How long should a building last?

Concerns about embodied carbon are increasing the impetus to design architecture that stands the test of time. But just how long should we expect a building to last? Nat Barker reports.

"When we build, let us think that we build forever," the 19th-century critic John Ruskin famously wrote in his seminal book The Seven Lamps of Architecture.

But, in almost all cases, we do not. Most commercial buildings have a standard design life of around 50 to 60 years, and it's common for them to last only half that long.

"The constraint is about utility"

Early this year, for example, approval was given to demolish the first ever winner of the Stirling Prize, the University of Salford's Centenary Building, just 30 years after it was built.

Amid increasing awareness about the huge environmental cost of constructing and demolishing buildings, calls to move away from such short-termism are growing.

But that begs an obvious question not often discussed: what exactly is a reasonable lifespan for a building?

Attempting to answer this question quickly becomes complicated.

It's not a matter of sheer endurance. With the right care and maintenance, buildings made of most materials can stand in perpetuity.

The problem, explains Arup sustainable buildings director Mel Allwood, is that it's often difficult to predict when buildings will become surplus to requirements.

"The very long-life building that is always raised in these circumstances is the Pantheon," she told Dezeen.

"The function is very basic: it's the gathering of people in a city centre. It's almost the lowest common denominator of what society is."

Compare that to, say, hospitals built in Victorian Britain, when Ruskin was advocating for permanent construction.

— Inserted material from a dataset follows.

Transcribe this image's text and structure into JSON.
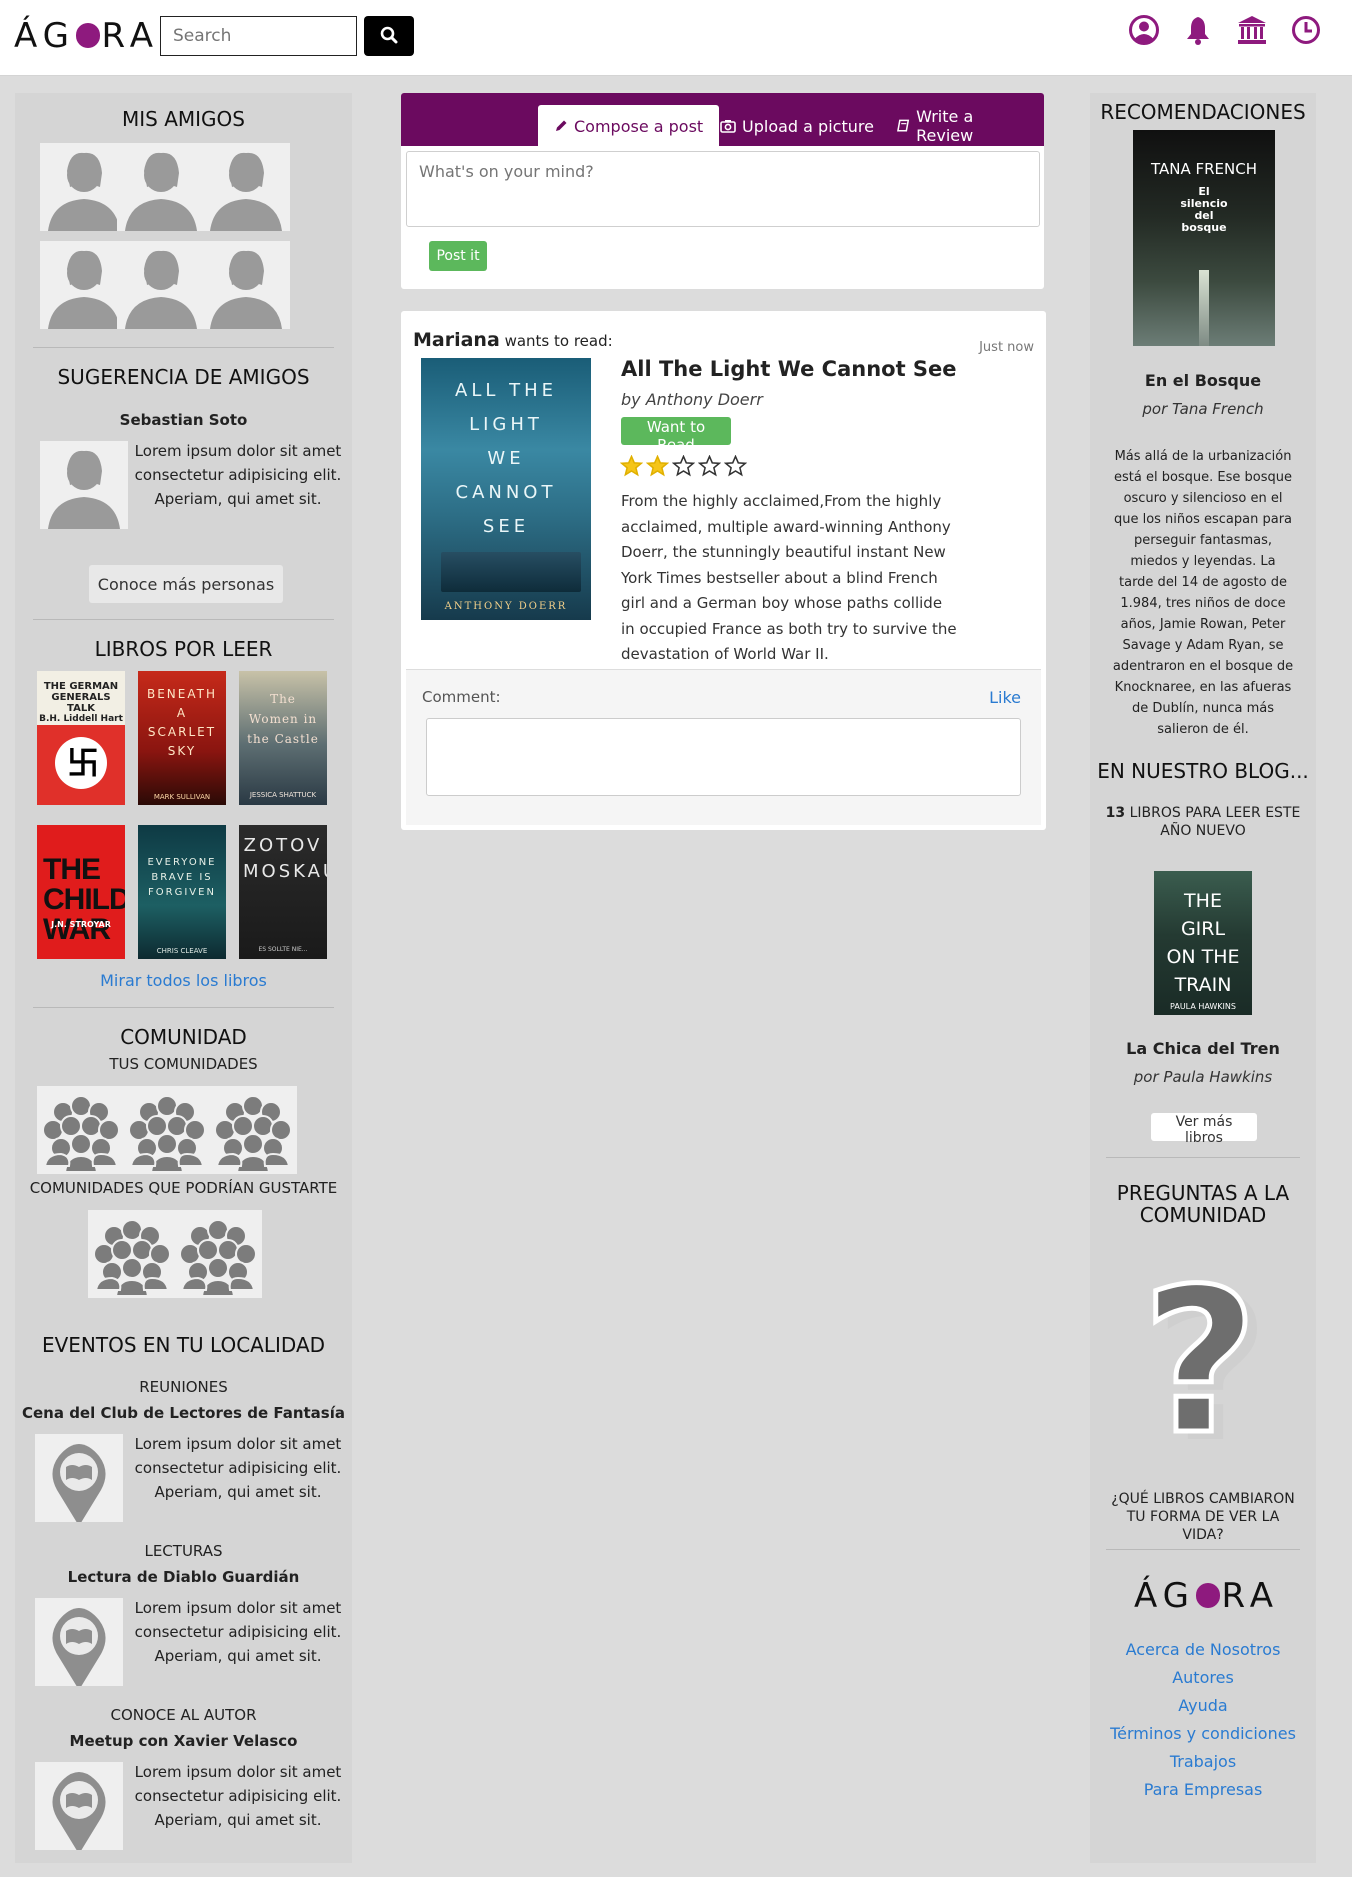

At the time they were cutting-edge, but now are effectively useless.

"It is fundamental that we want that material investment to have as long as possible to repay itself," said Allwood.

"But the constraint is about utility. If it stops being useful, it's no longer paying back its investment, it's just taking up space. And that judgement is really interesting."

To complicate matters further, less practical factors can also come into play. For instance, during the 1960s Victorian houses were considered highly unfashionable and many were demolished.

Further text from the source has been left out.